9. Enter the directory for the mapred-site.xml file on the Hadoop cluster.

10. Enter the directory for the yarn-site.xml file on the Hadoop cluster.

The utility connects to the JobTracker and downloads the following files: mapred-site.xml and yarn-site.xml.

11. Enter the Hive client host name.

12. Enter the SSH user ID.

13. Enter the password for the SSH user ID, or press enter if you use an SSH connection without a password.

14. Enter the directory for the hive-site.xml file on the Hadoop cluster.

The configuration manager connects to the Hive client and downloads the following file: hive-site.xml.

15. Optionally, You can choose to configure the HBase server.

Option	Description
1	No.
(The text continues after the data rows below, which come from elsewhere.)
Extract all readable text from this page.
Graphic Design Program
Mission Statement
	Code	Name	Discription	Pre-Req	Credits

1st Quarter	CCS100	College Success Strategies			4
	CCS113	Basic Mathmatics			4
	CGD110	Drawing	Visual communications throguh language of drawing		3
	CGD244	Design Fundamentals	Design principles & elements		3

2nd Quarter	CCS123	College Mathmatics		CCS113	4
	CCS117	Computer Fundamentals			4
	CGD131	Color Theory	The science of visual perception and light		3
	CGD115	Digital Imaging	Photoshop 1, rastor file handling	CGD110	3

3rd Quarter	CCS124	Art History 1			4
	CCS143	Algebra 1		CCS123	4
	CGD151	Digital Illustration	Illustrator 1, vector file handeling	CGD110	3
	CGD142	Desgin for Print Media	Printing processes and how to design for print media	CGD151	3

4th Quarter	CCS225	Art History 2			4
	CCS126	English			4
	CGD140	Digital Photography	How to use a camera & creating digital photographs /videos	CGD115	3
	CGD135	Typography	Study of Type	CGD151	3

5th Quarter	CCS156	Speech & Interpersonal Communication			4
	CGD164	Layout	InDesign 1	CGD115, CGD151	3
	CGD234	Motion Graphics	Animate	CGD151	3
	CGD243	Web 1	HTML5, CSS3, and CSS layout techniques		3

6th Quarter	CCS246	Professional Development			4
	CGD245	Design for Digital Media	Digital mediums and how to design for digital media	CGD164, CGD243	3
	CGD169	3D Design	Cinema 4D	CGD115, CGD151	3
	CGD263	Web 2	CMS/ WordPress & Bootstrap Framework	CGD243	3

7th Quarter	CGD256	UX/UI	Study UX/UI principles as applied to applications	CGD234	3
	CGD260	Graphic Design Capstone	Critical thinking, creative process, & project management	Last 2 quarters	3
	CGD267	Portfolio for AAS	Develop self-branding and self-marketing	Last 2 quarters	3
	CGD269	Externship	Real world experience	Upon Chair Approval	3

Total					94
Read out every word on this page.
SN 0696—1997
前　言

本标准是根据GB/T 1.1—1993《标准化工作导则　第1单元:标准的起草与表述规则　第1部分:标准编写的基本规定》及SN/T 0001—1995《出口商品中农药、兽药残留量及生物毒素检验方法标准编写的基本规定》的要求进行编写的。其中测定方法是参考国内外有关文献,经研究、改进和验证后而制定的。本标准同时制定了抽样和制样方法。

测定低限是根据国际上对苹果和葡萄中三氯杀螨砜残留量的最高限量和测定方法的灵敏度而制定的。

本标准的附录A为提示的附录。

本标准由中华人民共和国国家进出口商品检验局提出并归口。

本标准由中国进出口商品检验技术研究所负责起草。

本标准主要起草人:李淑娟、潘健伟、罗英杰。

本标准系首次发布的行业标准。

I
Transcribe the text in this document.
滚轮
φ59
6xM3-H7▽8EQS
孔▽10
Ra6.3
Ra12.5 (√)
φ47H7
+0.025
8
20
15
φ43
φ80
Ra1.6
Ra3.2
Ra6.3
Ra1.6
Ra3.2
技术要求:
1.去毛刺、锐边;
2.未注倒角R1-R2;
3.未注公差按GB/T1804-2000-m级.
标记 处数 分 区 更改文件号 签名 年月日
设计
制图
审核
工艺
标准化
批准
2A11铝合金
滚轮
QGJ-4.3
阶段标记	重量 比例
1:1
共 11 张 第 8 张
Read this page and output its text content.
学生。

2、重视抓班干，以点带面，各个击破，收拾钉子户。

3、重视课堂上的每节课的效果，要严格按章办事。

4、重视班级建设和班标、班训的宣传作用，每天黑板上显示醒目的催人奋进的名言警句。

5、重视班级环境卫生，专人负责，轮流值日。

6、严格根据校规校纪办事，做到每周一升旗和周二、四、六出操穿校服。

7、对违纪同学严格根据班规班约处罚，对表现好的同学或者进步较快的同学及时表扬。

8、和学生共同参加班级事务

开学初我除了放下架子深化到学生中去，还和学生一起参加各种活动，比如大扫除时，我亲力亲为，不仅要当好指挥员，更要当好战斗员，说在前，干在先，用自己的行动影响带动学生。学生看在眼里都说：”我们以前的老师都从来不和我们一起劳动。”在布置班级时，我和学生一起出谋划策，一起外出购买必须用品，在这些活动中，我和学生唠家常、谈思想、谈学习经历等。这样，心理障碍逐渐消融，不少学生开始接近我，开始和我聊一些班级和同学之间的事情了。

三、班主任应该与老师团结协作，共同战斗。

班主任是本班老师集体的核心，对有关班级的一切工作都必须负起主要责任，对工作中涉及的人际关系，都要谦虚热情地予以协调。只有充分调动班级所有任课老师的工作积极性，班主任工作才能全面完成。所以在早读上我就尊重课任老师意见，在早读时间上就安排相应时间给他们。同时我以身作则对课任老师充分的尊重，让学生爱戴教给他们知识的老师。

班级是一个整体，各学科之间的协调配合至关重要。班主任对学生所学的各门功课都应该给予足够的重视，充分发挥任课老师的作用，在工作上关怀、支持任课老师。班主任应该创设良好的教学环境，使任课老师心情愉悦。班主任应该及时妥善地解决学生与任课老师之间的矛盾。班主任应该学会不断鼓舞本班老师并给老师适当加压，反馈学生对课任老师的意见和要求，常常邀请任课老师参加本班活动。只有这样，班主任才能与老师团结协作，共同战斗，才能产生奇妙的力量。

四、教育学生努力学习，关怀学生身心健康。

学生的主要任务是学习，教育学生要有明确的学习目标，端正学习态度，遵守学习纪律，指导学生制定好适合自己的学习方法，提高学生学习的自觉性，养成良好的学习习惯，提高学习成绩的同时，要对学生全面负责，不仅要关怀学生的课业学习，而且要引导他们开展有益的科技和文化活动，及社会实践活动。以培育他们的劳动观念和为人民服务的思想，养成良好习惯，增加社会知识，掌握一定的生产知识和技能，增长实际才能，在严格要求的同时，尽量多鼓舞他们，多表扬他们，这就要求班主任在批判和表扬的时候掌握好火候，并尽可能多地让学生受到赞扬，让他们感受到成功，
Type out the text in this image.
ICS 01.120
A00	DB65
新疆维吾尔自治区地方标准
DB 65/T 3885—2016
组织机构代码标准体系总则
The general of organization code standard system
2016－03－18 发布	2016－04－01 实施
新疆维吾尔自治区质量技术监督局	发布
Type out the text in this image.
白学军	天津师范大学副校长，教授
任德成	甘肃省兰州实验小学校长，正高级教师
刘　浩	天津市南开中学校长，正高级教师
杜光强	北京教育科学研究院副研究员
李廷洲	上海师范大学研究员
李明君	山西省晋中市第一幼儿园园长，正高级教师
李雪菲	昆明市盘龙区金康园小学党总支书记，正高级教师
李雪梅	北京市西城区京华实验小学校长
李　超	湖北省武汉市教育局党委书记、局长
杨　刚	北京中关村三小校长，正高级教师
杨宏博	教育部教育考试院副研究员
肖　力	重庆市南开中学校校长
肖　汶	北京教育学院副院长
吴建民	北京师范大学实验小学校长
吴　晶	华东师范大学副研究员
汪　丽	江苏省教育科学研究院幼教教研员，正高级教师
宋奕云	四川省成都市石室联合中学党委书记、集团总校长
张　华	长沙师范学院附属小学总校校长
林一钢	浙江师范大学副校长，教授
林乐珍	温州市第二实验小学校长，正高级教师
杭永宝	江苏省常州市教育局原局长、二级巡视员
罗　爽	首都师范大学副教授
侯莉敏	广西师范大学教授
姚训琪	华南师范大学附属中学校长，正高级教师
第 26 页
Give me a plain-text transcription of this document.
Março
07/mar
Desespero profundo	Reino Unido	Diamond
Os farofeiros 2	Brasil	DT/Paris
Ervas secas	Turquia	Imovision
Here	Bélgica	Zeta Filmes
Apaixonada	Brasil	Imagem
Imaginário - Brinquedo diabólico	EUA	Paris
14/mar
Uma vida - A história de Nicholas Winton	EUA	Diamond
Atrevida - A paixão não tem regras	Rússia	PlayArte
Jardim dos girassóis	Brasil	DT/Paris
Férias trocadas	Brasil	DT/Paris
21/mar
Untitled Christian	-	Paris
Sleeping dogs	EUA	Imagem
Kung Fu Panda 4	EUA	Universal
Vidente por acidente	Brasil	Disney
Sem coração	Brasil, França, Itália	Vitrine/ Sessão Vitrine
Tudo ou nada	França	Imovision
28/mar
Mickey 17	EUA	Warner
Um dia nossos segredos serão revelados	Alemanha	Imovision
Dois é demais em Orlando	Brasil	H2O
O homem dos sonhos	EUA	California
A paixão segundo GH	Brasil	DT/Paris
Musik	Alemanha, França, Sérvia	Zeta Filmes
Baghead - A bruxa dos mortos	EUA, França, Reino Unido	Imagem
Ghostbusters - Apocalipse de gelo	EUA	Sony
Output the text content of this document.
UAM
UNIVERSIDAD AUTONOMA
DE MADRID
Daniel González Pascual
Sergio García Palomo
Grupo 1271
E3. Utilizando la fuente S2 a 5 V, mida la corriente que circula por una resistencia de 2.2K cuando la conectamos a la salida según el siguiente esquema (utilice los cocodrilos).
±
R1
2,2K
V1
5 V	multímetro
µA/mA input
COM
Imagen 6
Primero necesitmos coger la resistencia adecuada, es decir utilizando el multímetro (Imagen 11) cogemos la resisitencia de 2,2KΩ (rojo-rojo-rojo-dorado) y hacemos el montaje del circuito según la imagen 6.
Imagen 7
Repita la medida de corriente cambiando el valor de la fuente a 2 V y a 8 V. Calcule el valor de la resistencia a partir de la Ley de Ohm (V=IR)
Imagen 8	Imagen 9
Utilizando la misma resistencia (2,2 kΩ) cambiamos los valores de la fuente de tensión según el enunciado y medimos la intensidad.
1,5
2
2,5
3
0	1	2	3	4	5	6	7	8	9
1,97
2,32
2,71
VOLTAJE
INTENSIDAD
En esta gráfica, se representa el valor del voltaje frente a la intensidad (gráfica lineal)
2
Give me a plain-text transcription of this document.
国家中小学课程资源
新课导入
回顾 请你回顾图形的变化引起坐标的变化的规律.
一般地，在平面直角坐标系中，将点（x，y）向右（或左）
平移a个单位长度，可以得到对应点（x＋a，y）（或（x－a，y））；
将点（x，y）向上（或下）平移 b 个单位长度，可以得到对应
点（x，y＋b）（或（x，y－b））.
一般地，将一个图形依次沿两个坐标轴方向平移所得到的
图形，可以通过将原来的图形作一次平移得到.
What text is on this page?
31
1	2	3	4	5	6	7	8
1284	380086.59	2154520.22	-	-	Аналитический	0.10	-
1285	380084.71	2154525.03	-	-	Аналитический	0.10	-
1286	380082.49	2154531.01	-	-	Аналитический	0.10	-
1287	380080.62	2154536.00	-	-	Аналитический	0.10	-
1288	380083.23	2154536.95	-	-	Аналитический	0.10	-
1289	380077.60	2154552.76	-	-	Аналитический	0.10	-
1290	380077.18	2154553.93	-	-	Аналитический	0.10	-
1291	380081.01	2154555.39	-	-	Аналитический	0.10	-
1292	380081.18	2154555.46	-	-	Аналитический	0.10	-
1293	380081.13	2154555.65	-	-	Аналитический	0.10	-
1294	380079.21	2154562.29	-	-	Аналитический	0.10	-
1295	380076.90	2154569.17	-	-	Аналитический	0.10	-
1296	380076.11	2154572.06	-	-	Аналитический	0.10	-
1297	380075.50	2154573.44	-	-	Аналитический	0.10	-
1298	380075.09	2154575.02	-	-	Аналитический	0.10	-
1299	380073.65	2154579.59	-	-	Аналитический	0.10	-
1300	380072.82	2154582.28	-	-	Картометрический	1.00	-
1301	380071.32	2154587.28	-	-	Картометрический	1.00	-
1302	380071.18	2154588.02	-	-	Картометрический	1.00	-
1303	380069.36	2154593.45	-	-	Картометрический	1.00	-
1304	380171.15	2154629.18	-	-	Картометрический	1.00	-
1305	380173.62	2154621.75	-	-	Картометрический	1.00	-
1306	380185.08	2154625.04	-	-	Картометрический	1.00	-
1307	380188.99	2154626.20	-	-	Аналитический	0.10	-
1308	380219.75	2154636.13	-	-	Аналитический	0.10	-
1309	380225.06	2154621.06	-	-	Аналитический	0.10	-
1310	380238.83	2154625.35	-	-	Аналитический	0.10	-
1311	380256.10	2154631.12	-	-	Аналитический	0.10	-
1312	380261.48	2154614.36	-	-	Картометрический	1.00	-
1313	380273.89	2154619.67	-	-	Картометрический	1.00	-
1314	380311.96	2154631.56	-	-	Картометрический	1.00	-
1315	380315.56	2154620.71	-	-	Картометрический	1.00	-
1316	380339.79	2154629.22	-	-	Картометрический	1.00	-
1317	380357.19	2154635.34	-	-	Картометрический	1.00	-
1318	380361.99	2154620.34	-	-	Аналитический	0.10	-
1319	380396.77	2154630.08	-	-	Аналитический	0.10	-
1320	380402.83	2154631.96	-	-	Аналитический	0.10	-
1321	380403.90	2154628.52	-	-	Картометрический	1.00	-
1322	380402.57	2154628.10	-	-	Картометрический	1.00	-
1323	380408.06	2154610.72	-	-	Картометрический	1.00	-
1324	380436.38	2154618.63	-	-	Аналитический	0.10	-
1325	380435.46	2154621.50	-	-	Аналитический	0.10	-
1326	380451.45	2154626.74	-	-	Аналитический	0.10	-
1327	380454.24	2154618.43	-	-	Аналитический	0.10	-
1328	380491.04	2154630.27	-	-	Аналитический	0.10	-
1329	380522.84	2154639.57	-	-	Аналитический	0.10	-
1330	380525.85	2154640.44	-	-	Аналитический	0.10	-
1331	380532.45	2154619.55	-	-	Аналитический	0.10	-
Select this option if you do not want to configure the HBase server.
2	Yes. Select this option to configure the HBase server.

If you select Yes, enter the following information to configure the HBase server:

a. Enter the HBase server host name.
b. Enter the SSH user ID.
c. Enter the password for the SSH user ID, or press enter if you use an SSH connection without a password.
d. Enter the directory for the hbase-site.xml file on the Hadoop cluster.

16. In the Create Connections section, select the connection type to create Big Data Management connections:

Option	Description
1. Hive	Create a Hive connection to access Hive as a source or target.
2. HDFS	Create an HDFS connection to read data from or write data to the HDFS file system on a Hadoop cluster.
3. Hadoop	Create a Hadoop connection to run mappings in the Hadoop environment.
4. HBase	Create an HBase connection to access HBase.
5. Select all	Create all four types of connection.

Press the number that corresponds to your choice.

17. The Domain Information section displays the domain name and the node name. Enter the following additional information about Informatica domain.

a. Enter the domain user name.
b. Enter the domain password.
c. Enter the Data Integration Service name.
d. If the Hadoop cluster uses Kerberos authentication, enter the following information:

▪ Hadoop Kerberos service principal name
▪ Hadoop Kerberos keytab location. Location of the keytab on the Data Integration Service machine.

Note: After you enter the Data Integration Service name, the utility tests the domain connection, and then recycles the Data Integration Service.

18. In the Connection Details section, provide the connection properties.

Based on the type of connection you choose to create, the utility requires different properties.

The Hadoop Configuration Manager creates the connections.

19. The Hadoop Configuration Manager reports a summary of its operations, including whether connection creation succeeded and the location of log files.

The Hadoop Configuration Manager creates the following file in the <Informatica installation directory>/tools/BDMUtil directory:

ClusterConfig.properties.<timestamp>: Contains details about the properties fetched from the Hadoop cluster, including cluster node names, to provide templates for connection creation commands. To use these connection creation templates to create connections to the Hadoop cluster, edit the connection name, domain username and password in the generated commands.